The move, effective immediately, signals the owner's dissatisfaction with the advertising performance of the magazine, which despite some recent momentum has continued to pile up losses since it changed hands last year. Newsweek and the Daily Beast are owned jointly by IAC/Interactive Corp. and the estate of stereo tycoon Sidney Harman.
The two properties were combined last year and Tina Brown was made editor-in-chief of the merged operation. At the time of the tie-up, executives said the deal would get both properties to profitability sooner than if they continued as independent entities. That was based partly on plans to sell advertising for both properties through an integrated sales strategy. Last year, Newsweek lost about $20 million and the Daily Beast lost about $10 million, according to people familiar with the matter.
Danetz has been vice president of sales at CBS Interactive for the past four years.
Newsweek has picked up the pace of ad sales in the roughly eight months since it was re-launched under Brown.
Before the re-launch, Newsweek was averaging about nine advertising pages per issue, about half as many as the magazine was drawing in the same period in 2010, according to Media Industry Newsletter, which tracks magazine advertising. Since then, the publication has averaged over 19 pages an issue, about flat compared to the same period a year earlier, though this year there were several more double-issues printed, according to MIN.

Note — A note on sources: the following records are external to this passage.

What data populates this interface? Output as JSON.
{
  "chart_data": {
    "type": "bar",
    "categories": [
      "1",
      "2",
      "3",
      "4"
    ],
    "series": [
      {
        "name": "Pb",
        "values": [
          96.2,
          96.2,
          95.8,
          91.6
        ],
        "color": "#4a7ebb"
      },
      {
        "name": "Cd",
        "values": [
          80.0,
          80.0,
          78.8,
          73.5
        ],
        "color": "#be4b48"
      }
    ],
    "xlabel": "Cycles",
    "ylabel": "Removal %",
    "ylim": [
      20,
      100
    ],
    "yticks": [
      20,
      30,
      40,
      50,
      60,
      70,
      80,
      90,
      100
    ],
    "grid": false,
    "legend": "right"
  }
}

Newsweek notes that October ad pages were up 10% compared to a year ago and that the magazine is on pace to post an increase of 11% in November. The publication also said subscription renewals since the redesign are up 2.6% and that newsstand sales since then are up 20%.
Still, through the Nov. 7 issue, ad pages in Newsweek were down about 21% year-to-date compared to the same period a year earlier, according to MIN.
Harman died earlier this year, though his family said it would retain its 50% interest in the company and pledged its commitment to it.